A Gas-Kinetic Scheme for Maxwell Equations

TL;DR

This paper introduces a novel gas-kinetic scheme for Maxwell's equations that achieves second-order accuracy, lower numerical dissipation, and better boundary condition handling, suitable for complex electromagnetic simulations.

Contribution

It extends the gas-kinetic scheme to electromagnetic problems using a discrete velocity space and demonstrates advantages over classical methods in accuracy and boundary treatment.

Findings

Achieves second-order accuracy in electromagnetic simulations.

Exhibits lower numerical dissipation compared to classical FVS methods.

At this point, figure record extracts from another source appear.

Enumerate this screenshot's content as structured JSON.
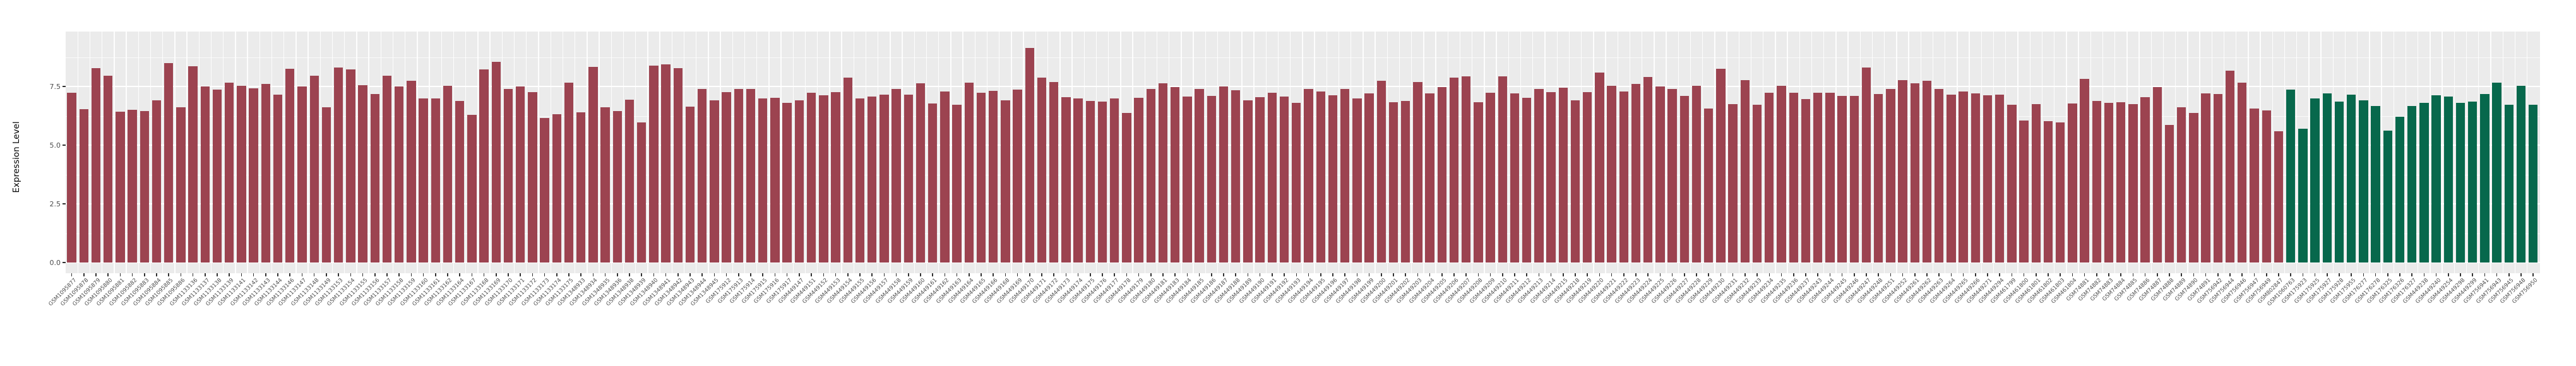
{
  "chart_data": {
    "type": "bar",
    "title": "",
    "xlabel": "",
    "ylabel": "Expression Level",
    "ylim": [
      0,
      9.85
    ],
    "yticks": [
      0.0,
      2.5,
      5.0,
      7.5
    ],
    "ytick_labels": [
      "0.0",
      "2.5",
      "5.0",
      "7.5"
    ],
    "yticks_minor": [
      1.25,
      3.75,
      6.25,
      8.75
    ],
    "grid": true,
    "legend": false,
    "plot_bg_color": "#EBEBEB",
    "grid_color": "#FFFFFF",
    "axis_text_color": "#4D4D4D",
    "bar_color_primary": "#9C4350",
    "bar_color_secondary": "#07684C",
    "secondary_color_from_index": 183,
    "categories": [
      "GSM1095877",
      "GSM1095878",
      "GSM1095879",
      "GSM1095880",
      "GSM1095881",
      "GSM1095882",
      "GSM1095883",
      "GSM1095884",
      "GSM1095885",
      "GSM1095886",
      "GSM1133136",
      "GSM1133137",
      "GSM1133138",
      "GSM1133139",
      "GSM1133141",
      "GSM1133142",
      "GSM1133143",
      "GSM1133144",
      "GSM1133146",
      "GSM1133147",
      "GSM1133148",
      "GSM1133149",
      "GSM1133153",
      "GSM1133154",
      "GSM1133155",
      "GSM1133156",
      "GSM1133157",
      "GSM1133158",
      "GSM1133159",
      "GSM1133160",
      "GSM1133161",
      "GSM1133162",
      "GSM1133164",
      "GSM1133167",
      "GSM1133168",
      "GSM1133169",
      "GSM1133170",
      "GSM1133171",
      "GSM1133172",
      "GSM1133173",
      "GSM1133174",
      "GSM1133175",
      "GSM1348933",
      "GSM1348934",
      "GSM1348935",
      "GSM1348936",
      "GSM1348938",
      "GSM1348939",
      "GSM1348940",
      "GSM1348941",
      "GSM1348942",
      "GSM1348943",
      "GSM1348944",
      "GSM1348945",
      "GSM175912",
      "GSM175913",
      "GSM175914",
      "GSM175915",
      "GSM175916",
      "GSM175917",
      "GSM449147",
      "GSM449151",
      "GSM449152",
      "GSM449153",
      "GSM449154",
      "GSM449155",
      "GSM449156",
      "GSM449157",
      "GSM449158",
      "GSM449159",
      "GSM449160",
      "GSM449161",
      "GSM449162",
      "GSM449163",
      "GSM449164",
      "GSM449165",
      "GSM449166",
      "GSM449168",
      "GSM449169",
      "GSM449170",
      "GSM449171",
      "GSM449172",
      "GSM449173",
      "GSM449174",
      "GSM449175",
      "GSM449176",
      "GSM449177",
      "GSM449178",
      "GSM449179",
      "GSM449180",
      "GSM449181",
      "GSM449183",
      "GSM449184",
      "GSM449185",
      "GSM449186",
      "GSM449187",
      "GSM449188",
      "GSM449189",
      "GSM449190",
      "GSM449191",
      "GSM449192",
      "GSM449193",
      "GSM449194",
      "GSM449195",
      "GSM449196",
      "GSM449197",
      "GSM449198",
      "GSM449199",
      "GSM449200",
      "GSM449201",
      "GSM449202",
      "GSM449203",
      "GSM449204",
      "GSM449205",
      "GSM449206",
      "GSM449207",
      "GSM449208",
      "GSM449209",
      "GSM449210",
      "GSM449211",
      "GSM449212",
      "GSM449213",
      "GSM449214",
      "GSM449215",
      "GSM449218",
      "GSM449219",
      "GSM449220",
      "GSM449221",
      "GSM449222",
      "GSM449223",
      "GSM449224",
      "GSM449225",
      "GSM449226",
      "GSM449227",
      "GSM449228",
      "GSM449229",
      "GSM449230",
      "GSM449231",
      "GSM449232",
      "GSM449233",
      "GSM449234",
      "GSM449235",
      "GSM449236",
      "GSM449237",
      "GSM449243",
      "GSM449244",
      "GSM449245",
      "GSM449246",
      "GSM449247",
      "GSM449248",
      "GSM449251",
      "GSM449252",
      "GSM449261",
      "GSM449262",
      "GSM449263",
      "GSM449264",
      "GSM449265",
      "GSM449266",
      "GSM449271",
      "GSM449294",
      "GSM461799",
      "GSM461800",
      "GSM461801",
      "GSM461802",
      "GSM461803",
      "GSM461804",
      "GSM74881",
      "GSM74882",
      "GSM74883",
      "GSM74884",
      "GSM74885",
      "GSM74886",
      "GSM74887",
      "GSM74888",
      "GSM74889",
      "GSM74890",
      "GSM74891",
      "GSM756942",
      "GSM756944",
      "GSM756946",
      "GSM756947",
      "GSM756949",
      "GSM802847",
      "GSM1060763",
      "GSM175923",
      "GSM175925",
      "GSM175927",
      "GSM175928",
      "GSM175955",
      "GSM176277",
      "GSM176278",
      "GSM176325",
      "GSM176326",
      "GSM176327",
      "GSM449238",
      "GSM449240",
      "GSM449254",
      "GSM449298",
      "GSM449299",
      "GSM756941",
      "GSM756943",
      "GSM756945",
      "GSM756948",
      "GSM756950"
    ],
    "values": [
      7.23,
      6.54,
      8.27,
      7.96,
      6.43,
      6.51,
      6.45,
      6.91,
      8.5,
      6.6,
      8.35,
      7.5,
      7.37,
      7.67,
      7.52,
      7.42,
      7.6,
      7.16,
      8.25,
      7.5,
      7.95,
      6.62,
      8.3,
      8.22,
      7.55,
      7.19,
      7.95,
      7.5,
      7.74,
      7.0,
      6.99,
      7.52,
      6.89,
      6.28,
      8.22,
      8.56,
      7.38,
      7.5,
      7.26,
      6.15,
      6.33,
      7.67,
      6.39,
      8.34,
      6.62,
      6.44,
      6.94,
      5.96,
      8.38,
      8.44,
      8.27,
      6.63,
      7.4,
      6.9,
      7.26,
      7.38,
      7.38,
      7.0,
      7.02,
      6.8,
      6.92,
      7.23,
      7.12,
      7.25,
      7.88,
      6.99,
      7.07,
      7.16,
      7.4,
      7.16,
      7.64,
      6.78,
      7.28,
      6.73,
      7.67,
      7.23,
      7.31,
      6.9,
      7.36,
      9.13,
      7.88,
      7.69,
      7.05,
      7.0,
      6.88,
      6.86,
      7.0,
      6.38,
      7.02,
      7.38,
      7.63,
      7.46,
      7.07,
      7.38,
      7.1,
      7.5,
      7.33,
      6.92,
      7.04,
      7.23,
      7.07,
      6.8,
      7.4,
      7.28,
      7.13,
      7.38,
      6.98,
      7.21,
      7.75,
      6.83,
      6.88,
      7.69,
      7.21,
      7.46,
      7.88,
      7.92,
      6.83,
      7.23,
      7.92,
      7.21,
      7.02,
      7.4,
      7.26,
      7.45,
      6.92,
      7.26,
      8.1,
      7.52,
      7.29,
      7.6,
      7.91,
      7.5,
      7.4,
      7.1,
      7.52,
      6.56,
      8.24,
      6.75,
      7.77,
      6.71,
      7.23,
      7.54,
      7.23,
      6.95,
      7.23,
      7.23,
      7.09,
      7.1,
      8.3,
      7.17,
      7.4,
      7.77,
      7.64,
      7.74,
      7.4,
      7.14,
      7.28,
      7.21,
      7.13,
      7.16,
      6.73,
      6.06,
      6.76,
      6.01,
      5.98,
      6.78,
      7.81,
      6.88,
      6.8,
      6.84,
      6.76,
      7.04,
      7.48,
      5.85,
      6.62,
      6.38,
      7.2,
      7.19,
      8.16,
      7.65,
      6.56,
      6.49,
      5.58,
      7.36,
      5.7,
      7.0,
      7.21,
      6.86,
      7.14,
      6.92,
      6.68,
      5.63,
      6.2,
      6.66,
      6.81,
      7.12,
      7.07,
      6.81,
      6.86,
      7.19,
      7.67,
      6.73,
      7.53,
      6.73
    ]
  }
}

Successfully models electromagnetic wave propagation in complex geometries.

Abstract

The Gas-Kinetic Scheme (GKS), widely used in computational fluid dynamics for simulating hypersonic and other complicated flow phenomena, is extended in this work to electromagnetic problems by solving Maxwell's equations. In contrast to the classical GKS formulation, the proposed scheme employs a discrete rather than a continuous velocity space. By evaluating a time-accurate numerical flux at cell interfaces, the proposed scheme attains second-order accuracy within a single step. Its kinetic formulation provides an inherently multidimensional framework, while the finite-volume formulation ensures straightforward extension to unstructured meshes. Through the incorporation of a collision process, the scheme exhibits lower numerical dissipation than classical flux-vector splitting (FVS) methods. Furthermore, the kinetic decomposition enables direct implementation of non-reflecting boundary conditions. The proposed scheme is validated against several benchmark problems and compared with established methods, including the Finite-Difference Time-Domain (FDTD) method and FVS. A lattice Boltzmann method (LBM) implementation is also included for comparative analysis. Finally, the technique is applied to simulate electromagnetic wave propagation in a realistic aircraft configuration, demonstrating its ability to model complex geometries.